Ex-Gawker Editor Says Almost Any Celebrity Sex Tape Is Fair Game

March 10, 2016, 4:06 PM UTC

Former Gawker editor Albert Daulerio drew shock in a Florida courtroom on Wednesday when he sarcastically said that he’d publish almost any celebrity sex tape—unless the subject is younger than four.

Daulerio’s videotaped testimony was shown during a trial that began Monday, in which Hulk Hogan—or, legally, Terry G. Bollea—is suing Gawker for damages after the site published a video showing the wrestler having sex with a woman married to his friend.

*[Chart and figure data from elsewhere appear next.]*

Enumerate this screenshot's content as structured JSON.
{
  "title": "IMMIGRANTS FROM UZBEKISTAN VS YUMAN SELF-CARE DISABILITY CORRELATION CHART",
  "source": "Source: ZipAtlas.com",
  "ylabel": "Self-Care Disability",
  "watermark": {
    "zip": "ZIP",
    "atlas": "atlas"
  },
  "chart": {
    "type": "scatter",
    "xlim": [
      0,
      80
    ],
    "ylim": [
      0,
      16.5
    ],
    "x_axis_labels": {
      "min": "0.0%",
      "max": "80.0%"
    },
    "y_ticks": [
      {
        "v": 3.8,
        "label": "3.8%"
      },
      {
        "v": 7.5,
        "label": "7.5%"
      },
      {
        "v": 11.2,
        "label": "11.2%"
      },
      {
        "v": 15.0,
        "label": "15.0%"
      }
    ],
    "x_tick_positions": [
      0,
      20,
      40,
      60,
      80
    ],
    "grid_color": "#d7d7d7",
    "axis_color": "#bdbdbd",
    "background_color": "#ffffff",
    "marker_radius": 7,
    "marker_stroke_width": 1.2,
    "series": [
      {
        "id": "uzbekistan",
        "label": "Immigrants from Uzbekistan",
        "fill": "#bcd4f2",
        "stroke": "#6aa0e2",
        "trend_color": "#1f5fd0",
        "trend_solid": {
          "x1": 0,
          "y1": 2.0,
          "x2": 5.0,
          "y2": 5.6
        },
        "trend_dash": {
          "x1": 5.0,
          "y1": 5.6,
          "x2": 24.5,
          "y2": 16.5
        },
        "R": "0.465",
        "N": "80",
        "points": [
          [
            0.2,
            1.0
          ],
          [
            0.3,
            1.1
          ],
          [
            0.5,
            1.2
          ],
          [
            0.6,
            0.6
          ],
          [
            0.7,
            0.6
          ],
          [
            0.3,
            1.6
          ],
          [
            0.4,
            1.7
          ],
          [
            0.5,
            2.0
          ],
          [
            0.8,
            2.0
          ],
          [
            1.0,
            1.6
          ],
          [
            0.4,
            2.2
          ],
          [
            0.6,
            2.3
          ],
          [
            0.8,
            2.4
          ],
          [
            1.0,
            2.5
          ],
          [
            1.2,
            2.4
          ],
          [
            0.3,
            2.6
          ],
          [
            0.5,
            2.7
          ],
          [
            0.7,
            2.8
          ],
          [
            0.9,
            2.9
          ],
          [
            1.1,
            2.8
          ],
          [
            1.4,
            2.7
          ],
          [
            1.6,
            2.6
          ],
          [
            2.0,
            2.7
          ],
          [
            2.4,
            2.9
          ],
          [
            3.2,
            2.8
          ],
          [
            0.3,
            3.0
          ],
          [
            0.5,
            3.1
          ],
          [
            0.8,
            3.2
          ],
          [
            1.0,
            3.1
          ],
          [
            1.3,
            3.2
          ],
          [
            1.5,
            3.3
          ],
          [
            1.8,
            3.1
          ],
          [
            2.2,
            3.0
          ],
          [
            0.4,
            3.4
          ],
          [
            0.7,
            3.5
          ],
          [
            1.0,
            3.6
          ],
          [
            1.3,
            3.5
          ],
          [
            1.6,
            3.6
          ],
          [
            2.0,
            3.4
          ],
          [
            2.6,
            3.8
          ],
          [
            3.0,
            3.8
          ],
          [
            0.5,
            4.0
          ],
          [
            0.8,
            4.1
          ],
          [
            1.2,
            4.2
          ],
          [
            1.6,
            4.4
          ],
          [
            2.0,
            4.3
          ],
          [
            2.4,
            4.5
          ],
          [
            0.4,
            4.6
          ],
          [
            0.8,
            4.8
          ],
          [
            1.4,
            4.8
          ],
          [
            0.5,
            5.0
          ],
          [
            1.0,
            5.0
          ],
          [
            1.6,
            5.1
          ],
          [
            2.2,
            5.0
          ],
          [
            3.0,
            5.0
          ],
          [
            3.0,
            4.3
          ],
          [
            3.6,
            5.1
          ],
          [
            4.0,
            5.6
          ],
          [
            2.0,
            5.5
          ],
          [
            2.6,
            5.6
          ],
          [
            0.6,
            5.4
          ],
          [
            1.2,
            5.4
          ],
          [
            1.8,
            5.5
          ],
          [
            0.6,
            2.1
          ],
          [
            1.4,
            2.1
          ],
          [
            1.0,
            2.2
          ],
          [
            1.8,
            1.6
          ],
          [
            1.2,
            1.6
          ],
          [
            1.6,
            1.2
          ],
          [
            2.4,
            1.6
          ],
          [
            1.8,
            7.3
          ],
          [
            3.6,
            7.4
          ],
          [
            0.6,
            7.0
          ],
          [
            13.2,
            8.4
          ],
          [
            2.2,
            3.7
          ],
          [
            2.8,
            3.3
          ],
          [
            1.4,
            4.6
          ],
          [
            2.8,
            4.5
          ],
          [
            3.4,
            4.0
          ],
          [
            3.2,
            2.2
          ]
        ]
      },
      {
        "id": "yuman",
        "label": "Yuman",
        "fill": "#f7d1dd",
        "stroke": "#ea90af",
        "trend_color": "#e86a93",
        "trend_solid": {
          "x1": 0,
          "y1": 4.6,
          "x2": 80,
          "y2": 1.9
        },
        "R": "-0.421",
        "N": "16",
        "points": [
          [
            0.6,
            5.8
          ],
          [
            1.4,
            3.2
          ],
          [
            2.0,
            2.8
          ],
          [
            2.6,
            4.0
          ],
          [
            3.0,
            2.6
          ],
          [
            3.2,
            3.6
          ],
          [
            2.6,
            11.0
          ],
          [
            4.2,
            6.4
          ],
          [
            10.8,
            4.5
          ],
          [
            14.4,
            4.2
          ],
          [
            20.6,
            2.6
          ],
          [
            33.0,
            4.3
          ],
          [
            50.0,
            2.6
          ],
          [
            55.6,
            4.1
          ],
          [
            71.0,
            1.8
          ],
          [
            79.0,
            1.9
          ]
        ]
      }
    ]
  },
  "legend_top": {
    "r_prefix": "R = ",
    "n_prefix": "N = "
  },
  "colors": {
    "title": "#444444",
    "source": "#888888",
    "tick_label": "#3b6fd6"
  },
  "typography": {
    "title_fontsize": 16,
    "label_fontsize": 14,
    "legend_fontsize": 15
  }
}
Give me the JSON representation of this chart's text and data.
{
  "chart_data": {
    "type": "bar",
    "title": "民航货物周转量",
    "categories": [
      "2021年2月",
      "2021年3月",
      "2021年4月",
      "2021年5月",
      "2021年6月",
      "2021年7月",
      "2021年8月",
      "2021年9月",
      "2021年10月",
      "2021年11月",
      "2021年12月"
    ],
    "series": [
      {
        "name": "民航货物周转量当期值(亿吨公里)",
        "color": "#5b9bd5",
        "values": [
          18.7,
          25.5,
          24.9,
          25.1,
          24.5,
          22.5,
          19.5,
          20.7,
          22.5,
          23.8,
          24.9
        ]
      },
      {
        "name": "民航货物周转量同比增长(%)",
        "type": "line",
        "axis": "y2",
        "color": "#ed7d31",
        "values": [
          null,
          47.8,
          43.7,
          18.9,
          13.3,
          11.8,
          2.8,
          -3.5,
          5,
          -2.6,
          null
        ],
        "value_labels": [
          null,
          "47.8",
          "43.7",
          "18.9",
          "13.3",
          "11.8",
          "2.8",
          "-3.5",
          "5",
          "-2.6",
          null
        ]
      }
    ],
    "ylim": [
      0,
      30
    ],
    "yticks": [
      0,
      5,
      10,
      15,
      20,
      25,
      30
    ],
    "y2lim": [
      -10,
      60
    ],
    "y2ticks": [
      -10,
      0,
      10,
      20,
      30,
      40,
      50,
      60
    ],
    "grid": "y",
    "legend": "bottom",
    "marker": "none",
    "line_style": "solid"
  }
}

Bollea is seeking $100 million in damages for the 2012 publication of the secretly recorded tape, according to The New York Times.

In Daulerio’s testimony, which was taped last year, the plaintiff’s lawyer asked whether there is any circumstance in which a celebrity sex tape would not be worth publishing. Daulerio replied, “If they were a child.” When the lawyer persisted by asking what age that child would have to be, Daulerio sarcastically responded “four.”

In a statement to Fortune, Gawker reiterated that Daulerio was being saracastic: “He’d just said in the prior answer [of the deposition tape] that he wouldn’t post a tape of a child and when the question was repeated he obviously made the point in a flip way because his answer was already clear.”

Sarcastic or not, testimony by Gawker’s staff has placed the site’s journalistic ethics in the spotlight.